Bindra echoes the concern but also highlights the opportunity. Location matters far less today than it once did, he says. With the right skills, a student from a smaller town can work on meaningful global projects without moving to a metro.
“The real risk isn’t technology replacing jobs,” Bindra says. “The real risk is not updating how we prepare people for the jobs that are emerging.”
These insights essentially explain how to overcome the chronic problem India’s graduates have been facing of possessing degrees but not the right skills, and thus, not the right jobs.
Ghoshal places the moment in historical context. India has adapted before -- from Y2K to the dot-com era -- by retooling its workforce rather than resisting change.
But he warns that the next 6 to 12 months are critical. If aggressive upskilling does not happen soon, Tier-2 and Tier-3 cities could face a serious setback in upward mobility.

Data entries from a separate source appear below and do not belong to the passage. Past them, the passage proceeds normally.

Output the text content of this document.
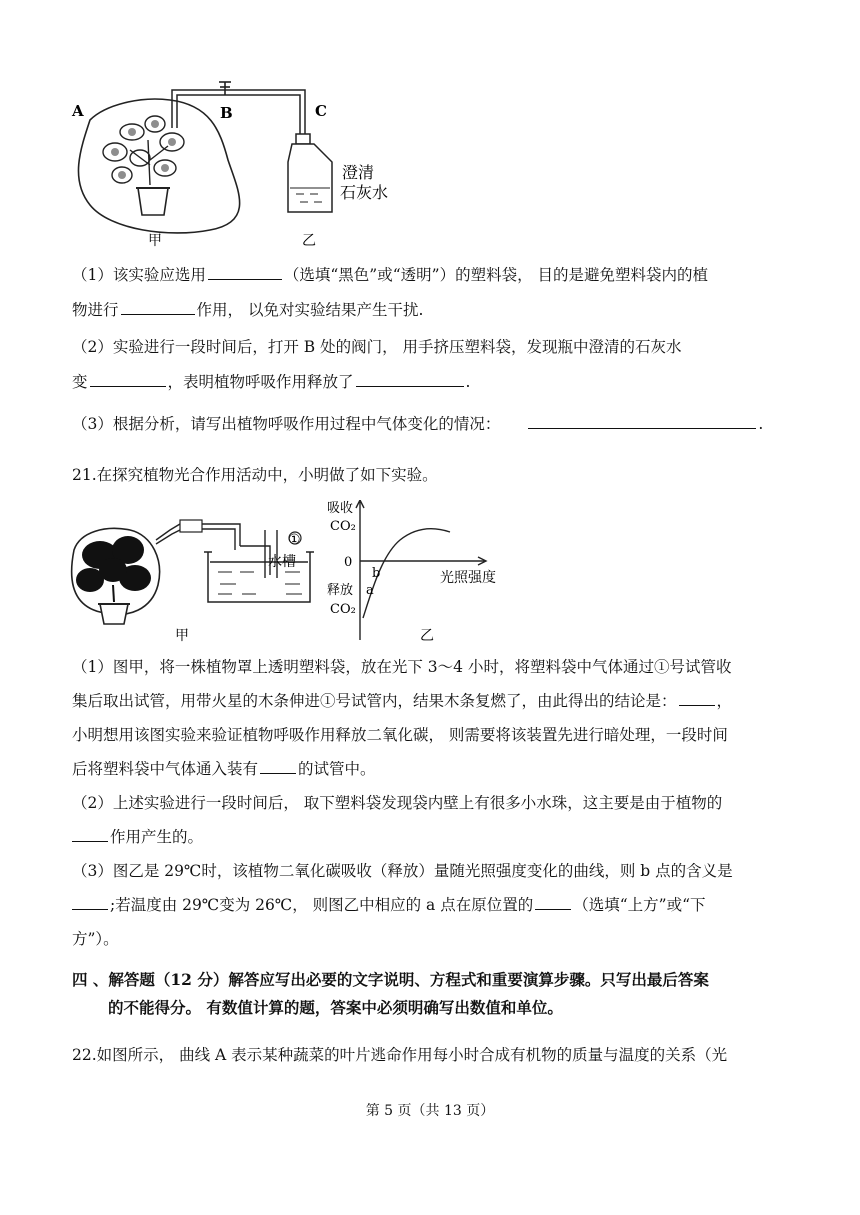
A	B	C
澄清
石灰水
甲	乙
（1）该实验应选用	（选填“黑色”或“透明”）的塑料袋， 目的是避免塑料袋内的植
物进行	作用， 以免对实验结果产生干扰.
（2）实验进行一段时间后，打开 B 处的阀门， 用手挤压塑料袋，发现瓶中澄清的石灰水
变	，表明植物呼吸作用释放了	.
（3）根据分析，请写出植物呼吸作用过程中气体变化的情况：	.
21.在探究植物光合作用活动中，小明做了如下实验。
①
水槽
吸收
CO₂
0
释放
CO₂
a
b	光照强度
甲	乙
（1）图甲，将一株植物罩上透明塑料袋，放在光下 3～4 小时，将塑料袋中气体通过①号试管收
集后取出试管，用带火星的木条伸进①号试管内，结果木条复燃了，由此得出的结论是：	，
小明想用该图实验来验证植物呼吸作用释放二氧化碳， 则需要将该装置先进行暗处理，一段时间
后将塑料袋中气体通入装有	的试管中。
（2）上述实验进行一段时间后， 取下塑料袋发现袋内壁上有很多小水珠，这主要是由于植物的
作用产生的。
（3）图乙是 29℃时，该植物二氧化碳吸收（释放）量随光照强度变化的曲线，则 b 点的含义是
;若温度由 29℃变为 26℃， 则图乙中相应的 a 点在原位置的	（选填“上方”或“下
方”）。
四 、解答题（12 分）解答应写出必要的文字说明、方程式和重要演算步骤。只写出最后答案
的不能得分。 有数值计算的题，答案中必须明确写出数值和单位。
22.如图所示， 曲线 A 表示某种蔬菜的叶片逃命作用每小时合成有机物的质量与温度的关系（光
第 5 页（共 13 页）
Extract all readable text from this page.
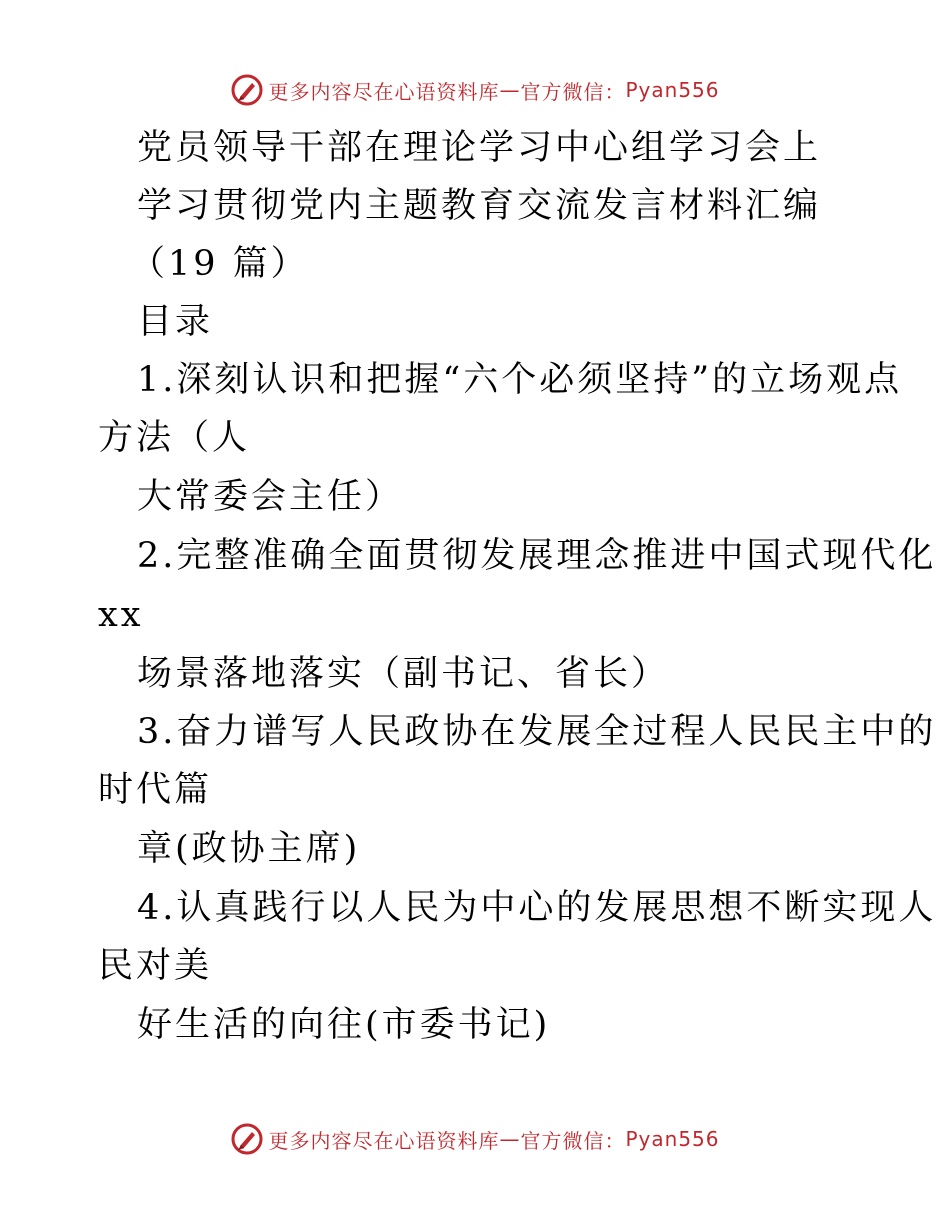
更多内容尽在心语资料库 — 官方微信： Pyan556
党员领导干部在理论学习中心组学习会上
学习贯彻党内主题教育交流发言材料汇编
（19 篇）
目录
1.深刻认识和把握“六个必须坚持”的立场观点
方法（人
大常委会主任）
2.完整准确全面贯彻发展理念推进中国式现代化
xx
场景落地落实（副书记、省长）
3.奋力谱写人民政协在发展全过程人民民主中的
时代篇
章(政协主席)
4.认真践行以人民为中心的发展思想不断实现人
民对美
好生活的向往(市委书记)
更多内容尽在心语资料库 — 官方微信： Pyan556
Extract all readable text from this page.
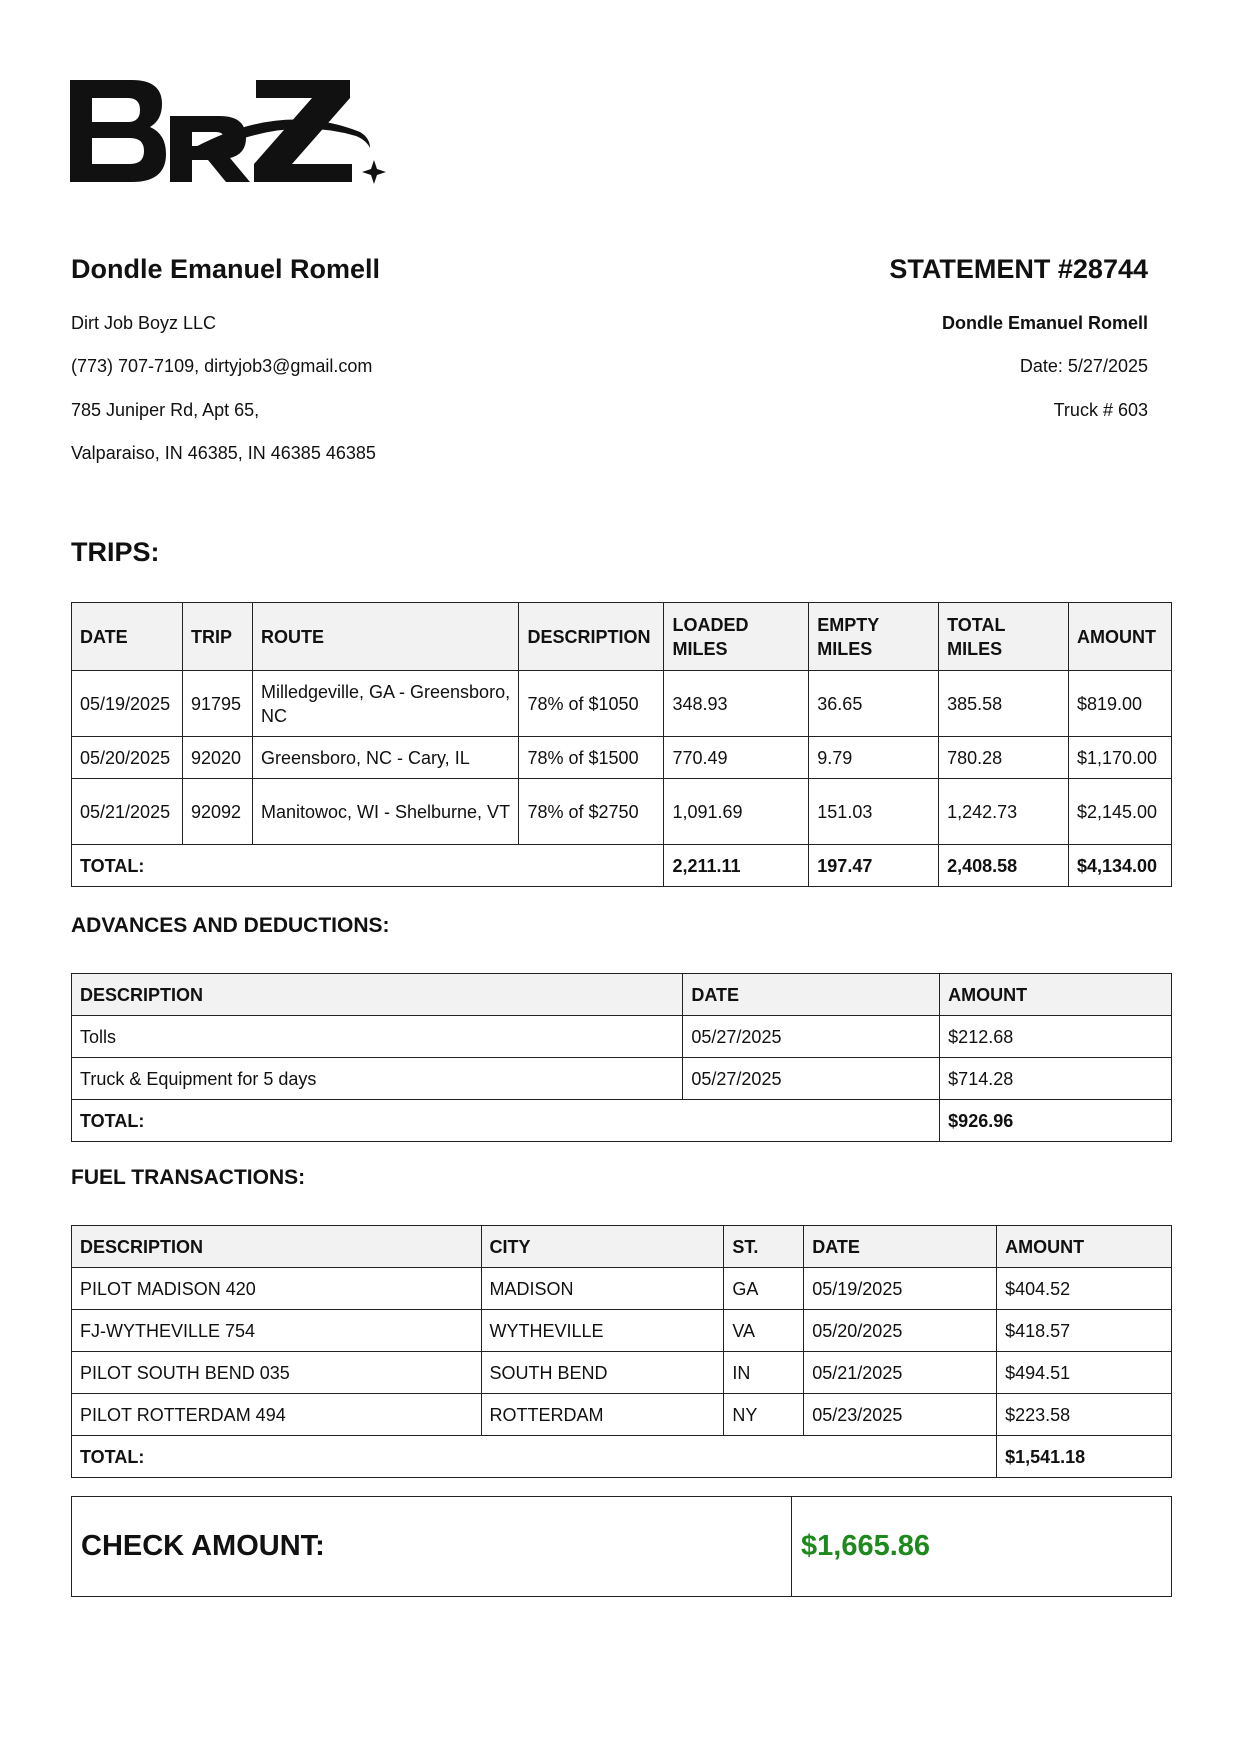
Dondle Emanuel Romell
Dirt Job Boyz LLC
(773) 707-7109, dirtyjob3@gmail.com
785 Juniper Rd, Apt 65,
Valparaiso, IN 46385, IN 46385 46385
STATEMENT #28744
Dondle Emanuel Romell
Date: 5/27/2025
Truck # 603
TRIPS:
DATE	TRIP	ROUTE	DESCRIPTION	LOADED MILES	EMPTY MILES	TOTAL MILES	AMOUNT
05/19/2025	91795	Milledgeville, GA - Greensboro, NC	78% of $1050	348.93	36.65	385.58	$819.00
05/20/2025	92020	Greensboro, NC - Cary, IL	78% of $1500	770.49	9.79	780.28	$1,170.00
05/21/2025	92092	Manitowoc, WI - Shelburne, VT	78% of $2750	1,091.69	151.03	1,242.73	$2,145.00
TOTAL:				2,211.11	197.47	2,408.58	$4,134.00
ADVANCES AND DEDUCTIONS:
DESCRIPTION	DATE	AMOUNT
Tolls	05/27/2025	$212.68
Truck & Equipment for 5 days	05/27/2025	$714.28
TOTAL:		$926.96
FUEL TRANSACTIONS:
DESCRIPTION	CITY	ST.	DATE	AMOUNT
PILOT MADISON 420	MADISON	GA	05/19/2025	$404.52
FJ-WYTHEVILLE 754	WYTHEVILLE	VA	05/20/2025	$418.57
PILOT SOUTH BEND 035	SOUTH BEND	IN	05/21/2025	$494.51
PILOT ROTTERDAM 494	ROTTERDAM	NY	05/23/2025	$223.58
TOTAL:				$1,541.18
CHECK AMOUNT:	$1,665.86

FROM LEARNING TOOLS TO LEARNING JUDGMENT
The old IT escalator was built on predictability. AI has quietly dismantled that certainty.
What replaces it cannot be another wave of short-term courses promising placements. The shift now has to be deeper -- from learning tools to learning judgment, from syllabus completion to problem-solving maturity.
As Batabyal puts it, this shift does not mean fewer opportunities for India -- “it means fewer default opportunities and more earned ones.”
If that shift happens, AI could become an equaliser. If it doesn’t, it risks breaking a long-standing social contract that Tier-2 and Tier-3 India trusted for decades.
And this time, the cost of delay will be borne by those who can least afford it.